Baba Esad’ın da bu tür çalışmalar yaptığını anımsadım. Hatta o zamanlar insanlar topluca öldürülmüş. Şimdikiler gibi “sınırdışı” edilmemiş. Son katliamını Hama’da yapmış. 40 bin sivil öldürülmüş. O zamanlar sınırı “kalbur” bir komşu ülkede yoktu belki. Haklı buldum.

Hani sosyal medyada nargileli Arap gençlerin fotoğrafı paylaşılıp “vatanı için savaşsa ya” deniyor ya, onlar aslında savaştan değil Esad’dan kaçmış oluyor aslında, ya da “kovalanmış.” Yani onlardan ülkesi için savaşmasını değil, bir an önce gitmesini isteyen bir devlet varmış.

Biz “savaş bitti, dönün” diyoruz, yetkililerimiz küçücük rakamları büyüterek önümüze koyuyor, “dönecekler” diyor ya.

Yok öyle bir dünya, böyle giderse yakında ülkelerine girişleri yasaklanacak.

Bakın İnsan Hakları İzleme Örgütü (HRW) Suriye ilgili bir raporunda ne diyor: “ Esad rejimi evlerini terk eden Suriyelilerin geri dönmesini engelliyor.”

Rapora göre başkent Şam'a bağlı El Kabun beldesinin sakinleri, rejim güçlerinin yerlerinden edilen Suriyelilere ait binaları yıktığını ifade etti. Bu iddialar üzerine uydu görüntülerini inceleyen örgüt, Mayıs 2017'de El Kabun'da başlayan büyük yıkımın halen devam ettiğini belirtti.

Örgüt, haklı bir güvenlik gerekçesi gösterilmeden veya mültecilere alternatif barınma noktaları sunmadan evlerine geri dönmelerini engellemenin 'keyfi muamele olduğu' yorumunu yaptı. Nerden mi buldum bu bilgileri? Euronews’te…

Bakın haber nasıl sürüyor.”Bir ülkede oturum hakkı bulunanların, yasal bir kısıtlama haricinde serbest dolaşımını engellemenin uluslararası hukukun ihlali olduğu da raporda altı çizilen hususlardan biri.
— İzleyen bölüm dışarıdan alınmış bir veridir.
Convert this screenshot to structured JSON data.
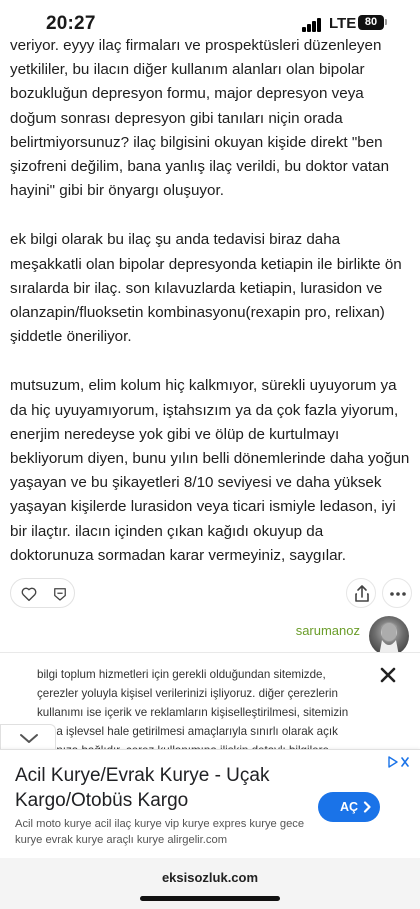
{
  "status_bar": {
    "time": "20:27",
    "network": "LTE",
    "battery": "80"
  },
  "entry": {
    "paragraphs": [
      "veriyor. eyyy ilaç firmaları ve prospektüsleri düzenleyen yetkililer, bu ilacın diğer kullanım alanları olan bipolar bozukluğun depresyon formu, major depresyon veya doğum sonrası depresyon gibi tanıları niçin orada belirtmiyorsunuz? ilaç bilgisini okuyan kişide direkt \"ben şizofreni değilim, bana yanlış ilaç verildi, bu doktor vatan hayini\" gibi bir önyargı oluşuyor.",
      "ek bilgi olarak bu ilaç şu anda tedavisi biraz daha meşakkatli olan bipolar depresyonda ketiapin ile birlikte ön sıralarda bir ilaç. son kılavuzlarda ketiapin, lurasidon ve olanzapin/fluoksetin kombinasyonu(rexapin pro, relixan) şiddetle öneriliyor.",
      "mutsuzum, elim kolum hiç kalkmıyor, sürekli uyuyorum ya da hiç uyuyamıyorum, iştahsızım ya da çok fazla yiyorum, enerjim neredeyse yok gibi ve ölüp de kurtulmayı bekliyorum diyen, bunu yılın belli dönemlerinde daha yoğun yaşayan ve bu şikayetleri 8/10 seviyesi ve daha yüksek yaşayan kişilerde lurasidon veya ticari ismiyle ledason, iyi bir ilaçtır. ilacın içinden çıkan kağıdı okuyup da doktorunuza sormadan karar vermeyiniz, saygılar."
    ],
    "author": "sarumanoz"
  },
  "cookie_banner": {
    "text": "bilgi toplum hizmetleri için gerekli olduğundan sitemizde, çerezler yoluyla kişisel verilerinizi işliyoruz. diğer çerezlerin kullanımı ise içerik ve reklamların kişiselleştirilmesi, sitemizin daha işlevsel hale getirilmesi amaçlarıyla sınırlı olarak açık rızanıza bağlıdır. çerez kullanımına ilişkin detaylı bilgilere"
  },
  "ad": {
    "title": "Acil Kurye/Evrak Kurye - Uçak Kargo/Otobüs Kargo",
    "description": "Acil moto kurye acil ilaç kurye vip kurye expres kurye gece kurye evrak kurye araçlı kurye alirgelir.com",
    "button_label": "AÇ",
    "accent_color": "#1a73e8"
  },
  "browser": {
    "url": "eksisozluk.com"
  },
  "colors": {
    "author": "#6b9d2a",
    "text": "#1e1e1e"
  }
}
Sivillerin ve sivillere ait mülklerin hedef alındığı kasıtlı ve orantısız saldırı ve yıkımların savaş suçu sayılabileceğine vurgu yapan örgüt, söz konusu bölgelerin en az bir yıldır rejimin kontrolünde olması ve tahribin boyutu dikkate alındığında yıkımın 'orantısız' olduğunu öne sürdü.”

İnsan Hakları İzleme Örgütü, Şam rejiminden neden mültecilerin dönüşüne izin verilmediğine dair bir açıklama yapılmadığını da rapora eklemiş.